A Blog by Jonathan Low

 

Jun 3, 2011

Research: Tax Increases Do Not Lead the Rich To Move

Bankers and their banks have been threatening for the past year to 'take

their talents elsewhere' should taxes or regulatory pressure increase beyong what they consider reasonable. That threat implied that they would leave the US or UK and move to, say, Switzerland. A recent study reports that actual tax increases, some quite substantial, created no exodus from one state to the other in the US, despite the fact that some of the states are minutes away from each other. The lesson is that it is harder and more expensive to move than to stay put. Policy makers take note. JL

Yves Smith has the report in naked capitalism:
"A solid paper by Cristobal Young and Charles Varner, “Millionaire Migration and State Taxation of Top Incomes” (hat tip Matt) helps debunk the idea that high income individuals will pull up stakes if their taxes go up. The case study is an interesting one: New Jersey’s tax increases on top earners. New Jersey made the biggest increase of all US states, and also has the distinction of having a low income tax state (Connecticut) nearby, meaning that tax-sensitive residents had an option of moving not all that far to escape the increase, which presumably would allow them to maintain family ties.
The study results might be labeled “Millionaires are People Too.” Economists and lobbyists love to stress often base their arguments upon economic rationality and contend that everyone is out to maximize his personal bottom line. But moving is a hassle and costly, and most people’s social lives are grounded in their community and their workplace. Relocating is likely to result in a longer commute for those still employed, would cause disruption to any children still in school and would weaken many existing social relationships. The study also provides a survey of the literature, noting findings in Switzerland, for instance, of communities in neighboring cantons with even wider taxation differences and little evidence of tax-driven migration.

From the abstract:

This paper examines the migration response to a millionaire tax in New Jersey, which raised the tax rate on top earners by 2.6 percentage points, becoming one of the highest rates in the country. Drawing on complete NJ state tax micro-data, we estimate the migration response of millionaires using a difference-in-difference strategy. The results indicate little responsiveness, with semi-elasticities mostly below 0.1. Tax-induced migration is higher among people of retirement age, people living off investments rather than wages, and potentially those who work (and pay tax) entirely in-state. The tax is estimated to raise $1 billion per year and modestly reduce income inequality.
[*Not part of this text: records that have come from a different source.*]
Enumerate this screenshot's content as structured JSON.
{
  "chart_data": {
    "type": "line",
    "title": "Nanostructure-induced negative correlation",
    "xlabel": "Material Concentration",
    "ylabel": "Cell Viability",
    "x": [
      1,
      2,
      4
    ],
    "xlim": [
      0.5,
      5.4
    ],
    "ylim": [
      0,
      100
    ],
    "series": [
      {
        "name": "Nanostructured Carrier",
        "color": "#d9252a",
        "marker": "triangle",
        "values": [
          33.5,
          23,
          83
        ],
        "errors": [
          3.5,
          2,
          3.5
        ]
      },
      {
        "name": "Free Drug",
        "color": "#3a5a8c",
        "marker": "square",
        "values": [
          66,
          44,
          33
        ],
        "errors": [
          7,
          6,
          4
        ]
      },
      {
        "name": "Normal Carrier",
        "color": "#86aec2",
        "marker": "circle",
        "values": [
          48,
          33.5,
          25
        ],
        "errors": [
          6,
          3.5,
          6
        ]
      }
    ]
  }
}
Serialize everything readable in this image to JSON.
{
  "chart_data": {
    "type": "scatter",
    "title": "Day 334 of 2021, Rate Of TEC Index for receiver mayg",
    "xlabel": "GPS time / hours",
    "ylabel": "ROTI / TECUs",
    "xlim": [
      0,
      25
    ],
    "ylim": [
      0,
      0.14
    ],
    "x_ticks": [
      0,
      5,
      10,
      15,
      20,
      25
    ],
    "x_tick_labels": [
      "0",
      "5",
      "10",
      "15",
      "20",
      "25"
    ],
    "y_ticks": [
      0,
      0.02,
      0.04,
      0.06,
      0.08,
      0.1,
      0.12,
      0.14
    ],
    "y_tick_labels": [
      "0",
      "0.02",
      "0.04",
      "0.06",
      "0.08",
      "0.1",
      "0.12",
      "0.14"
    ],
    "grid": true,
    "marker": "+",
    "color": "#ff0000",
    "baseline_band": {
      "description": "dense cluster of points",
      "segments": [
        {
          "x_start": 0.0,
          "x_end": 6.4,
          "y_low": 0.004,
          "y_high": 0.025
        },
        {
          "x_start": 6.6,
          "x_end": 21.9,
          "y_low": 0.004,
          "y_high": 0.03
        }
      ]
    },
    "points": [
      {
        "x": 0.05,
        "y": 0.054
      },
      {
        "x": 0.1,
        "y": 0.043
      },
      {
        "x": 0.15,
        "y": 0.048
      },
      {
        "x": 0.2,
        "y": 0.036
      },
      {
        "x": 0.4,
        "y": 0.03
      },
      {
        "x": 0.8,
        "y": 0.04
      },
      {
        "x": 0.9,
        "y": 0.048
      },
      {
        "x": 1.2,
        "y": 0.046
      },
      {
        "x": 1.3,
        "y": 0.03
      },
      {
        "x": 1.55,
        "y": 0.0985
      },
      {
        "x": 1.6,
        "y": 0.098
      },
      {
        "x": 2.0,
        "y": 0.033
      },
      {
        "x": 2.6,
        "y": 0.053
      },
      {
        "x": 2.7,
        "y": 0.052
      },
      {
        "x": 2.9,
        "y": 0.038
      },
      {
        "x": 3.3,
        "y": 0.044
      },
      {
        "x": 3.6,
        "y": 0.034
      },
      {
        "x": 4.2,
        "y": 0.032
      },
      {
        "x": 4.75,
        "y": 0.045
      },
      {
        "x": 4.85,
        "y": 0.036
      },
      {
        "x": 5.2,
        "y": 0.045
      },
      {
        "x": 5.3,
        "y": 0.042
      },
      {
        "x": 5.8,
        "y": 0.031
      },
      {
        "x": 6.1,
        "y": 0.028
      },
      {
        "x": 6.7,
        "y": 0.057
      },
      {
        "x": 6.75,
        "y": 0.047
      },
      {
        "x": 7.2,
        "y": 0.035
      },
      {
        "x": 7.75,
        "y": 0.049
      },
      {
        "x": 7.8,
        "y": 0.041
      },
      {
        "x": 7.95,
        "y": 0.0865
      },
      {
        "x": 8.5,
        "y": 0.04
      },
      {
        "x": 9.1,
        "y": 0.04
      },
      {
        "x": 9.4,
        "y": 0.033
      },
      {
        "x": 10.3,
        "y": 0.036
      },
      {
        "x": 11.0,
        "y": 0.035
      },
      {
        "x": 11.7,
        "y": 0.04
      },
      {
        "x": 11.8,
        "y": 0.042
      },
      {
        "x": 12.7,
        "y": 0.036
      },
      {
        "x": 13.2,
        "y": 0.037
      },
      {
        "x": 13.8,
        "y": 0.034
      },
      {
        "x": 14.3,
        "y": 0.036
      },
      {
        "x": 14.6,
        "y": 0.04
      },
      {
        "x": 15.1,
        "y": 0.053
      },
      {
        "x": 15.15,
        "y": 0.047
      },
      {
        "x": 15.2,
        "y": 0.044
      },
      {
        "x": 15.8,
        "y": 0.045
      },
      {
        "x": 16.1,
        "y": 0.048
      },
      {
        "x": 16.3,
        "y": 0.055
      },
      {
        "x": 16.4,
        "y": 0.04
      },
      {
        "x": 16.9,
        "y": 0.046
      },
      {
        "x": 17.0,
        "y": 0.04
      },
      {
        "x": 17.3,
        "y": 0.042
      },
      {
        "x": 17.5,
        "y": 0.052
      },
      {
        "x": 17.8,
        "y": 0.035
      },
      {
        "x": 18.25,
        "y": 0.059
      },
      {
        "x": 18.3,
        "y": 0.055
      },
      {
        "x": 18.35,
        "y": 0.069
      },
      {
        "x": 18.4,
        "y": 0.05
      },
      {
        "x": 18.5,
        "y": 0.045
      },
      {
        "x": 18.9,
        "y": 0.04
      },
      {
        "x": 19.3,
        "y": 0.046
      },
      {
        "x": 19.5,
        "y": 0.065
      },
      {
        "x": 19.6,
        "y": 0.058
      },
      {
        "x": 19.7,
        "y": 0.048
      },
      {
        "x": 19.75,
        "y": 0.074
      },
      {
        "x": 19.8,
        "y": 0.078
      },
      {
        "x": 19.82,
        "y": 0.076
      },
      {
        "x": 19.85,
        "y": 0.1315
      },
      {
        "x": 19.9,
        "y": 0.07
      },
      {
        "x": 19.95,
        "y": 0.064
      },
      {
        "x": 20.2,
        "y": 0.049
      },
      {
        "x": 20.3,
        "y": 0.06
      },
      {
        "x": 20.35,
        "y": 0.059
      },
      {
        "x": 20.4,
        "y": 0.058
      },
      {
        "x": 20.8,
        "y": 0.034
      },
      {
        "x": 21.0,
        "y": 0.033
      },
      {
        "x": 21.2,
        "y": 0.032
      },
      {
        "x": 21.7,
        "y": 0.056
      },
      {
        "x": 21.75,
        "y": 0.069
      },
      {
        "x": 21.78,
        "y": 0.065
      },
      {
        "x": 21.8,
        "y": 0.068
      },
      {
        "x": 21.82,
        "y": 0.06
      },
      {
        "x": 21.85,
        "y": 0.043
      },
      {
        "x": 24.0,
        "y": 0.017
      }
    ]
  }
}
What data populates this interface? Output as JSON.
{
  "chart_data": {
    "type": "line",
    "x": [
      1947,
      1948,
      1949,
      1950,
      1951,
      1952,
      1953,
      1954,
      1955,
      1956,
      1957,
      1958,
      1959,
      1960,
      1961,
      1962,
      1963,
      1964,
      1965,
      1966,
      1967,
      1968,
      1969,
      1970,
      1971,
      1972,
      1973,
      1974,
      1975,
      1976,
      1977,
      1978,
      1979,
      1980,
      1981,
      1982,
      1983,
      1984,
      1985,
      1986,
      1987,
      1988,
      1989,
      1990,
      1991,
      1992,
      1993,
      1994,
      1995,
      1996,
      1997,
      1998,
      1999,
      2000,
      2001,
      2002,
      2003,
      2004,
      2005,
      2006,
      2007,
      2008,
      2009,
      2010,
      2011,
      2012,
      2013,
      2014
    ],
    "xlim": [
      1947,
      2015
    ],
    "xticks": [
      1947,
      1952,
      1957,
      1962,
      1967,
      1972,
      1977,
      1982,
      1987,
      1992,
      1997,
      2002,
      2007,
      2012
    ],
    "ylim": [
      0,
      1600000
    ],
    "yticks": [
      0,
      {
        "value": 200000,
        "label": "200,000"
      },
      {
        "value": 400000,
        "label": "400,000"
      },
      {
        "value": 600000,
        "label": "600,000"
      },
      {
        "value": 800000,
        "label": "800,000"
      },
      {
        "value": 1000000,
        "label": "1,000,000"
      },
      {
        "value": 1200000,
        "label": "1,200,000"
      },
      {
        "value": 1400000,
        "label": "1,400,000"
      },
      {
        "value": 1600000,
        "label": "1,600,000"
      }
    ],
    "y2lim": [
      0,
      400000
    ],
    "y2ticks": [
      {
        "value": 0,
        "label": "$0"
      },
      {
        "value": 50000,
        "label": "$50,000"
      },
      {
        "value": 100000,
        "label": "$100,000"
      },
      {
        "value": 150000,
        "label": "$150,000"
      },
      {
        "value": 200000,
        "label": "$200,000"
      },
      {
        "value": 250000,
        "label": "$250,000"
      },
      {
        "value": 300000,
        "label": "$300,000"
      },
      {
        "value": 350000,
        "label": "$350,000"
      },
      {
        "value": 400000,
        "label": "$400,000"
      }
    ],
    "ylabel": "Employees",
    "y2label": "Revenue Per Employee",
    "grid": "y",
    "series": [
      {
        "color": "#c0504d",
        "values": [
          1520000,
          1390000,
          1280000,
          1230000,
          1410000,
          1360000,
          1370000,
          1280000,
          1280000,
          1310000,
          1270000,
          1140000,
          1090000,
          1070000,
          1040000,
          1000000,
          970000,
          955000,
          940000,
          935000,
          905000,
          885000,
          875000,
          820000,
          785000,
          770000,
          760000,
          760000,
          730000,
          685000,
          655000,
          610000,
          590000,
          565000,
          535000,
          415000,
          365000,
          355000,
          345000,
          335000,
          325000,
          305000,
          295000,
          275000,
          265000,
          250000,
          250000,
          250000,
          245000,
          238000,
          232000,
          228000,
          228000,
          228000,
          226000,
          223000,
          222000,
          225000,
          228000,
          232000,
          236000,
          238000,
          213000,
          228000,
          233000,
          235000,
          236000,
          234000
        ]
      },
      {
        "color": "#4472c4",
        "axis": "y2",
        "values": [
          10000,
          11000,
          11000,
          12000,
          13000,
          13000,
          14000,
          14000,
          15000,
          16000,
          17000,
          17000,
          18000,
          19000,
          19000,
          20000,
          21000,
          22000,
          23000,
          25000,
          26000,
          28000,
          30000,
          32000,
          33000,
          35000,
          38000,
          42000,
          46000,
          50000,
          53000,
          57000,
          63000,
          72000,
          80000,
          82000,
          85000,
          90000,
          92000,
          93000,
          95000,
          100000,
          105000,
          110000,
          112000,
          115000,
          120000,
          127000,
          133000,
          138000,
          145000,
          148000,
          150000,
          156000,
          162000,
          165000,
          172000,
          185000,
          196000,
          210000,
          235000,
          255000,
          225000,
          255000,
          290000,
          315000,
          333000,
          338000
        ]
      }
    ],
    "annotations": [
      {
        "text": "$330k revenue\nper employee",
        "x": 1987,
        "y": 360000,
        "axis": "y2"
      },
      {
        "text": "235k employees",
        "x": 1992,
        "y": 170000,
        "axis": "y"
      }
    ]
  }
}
Now presumably there is a level of tax differentials that might lead more higher income individuals to act. But the very wealthy are already likely to have fairly well developed tax sheltering strategies already at work; the marginal benefit for them of establishing a residence in a tax favored jurisdiction (beyond the methods they already have in place) and spending enough time there for it to be credible may not be great enough for them to change behavior (yes, there are places like Monaco, which has more overtanned middle aged men in nice Italian leather shoes and shapely blonde young women than I recall seeing in combination anywhere else, but the argument is that locales like that are already established and have their residents). The general conclusion of the paper is plausible: that moderate tax increases on the rich, even if no neighboring jurisdictions follow suit, is unlikely to lead to much in the way of emigration and will thus be a net plus in terms of tax receipts.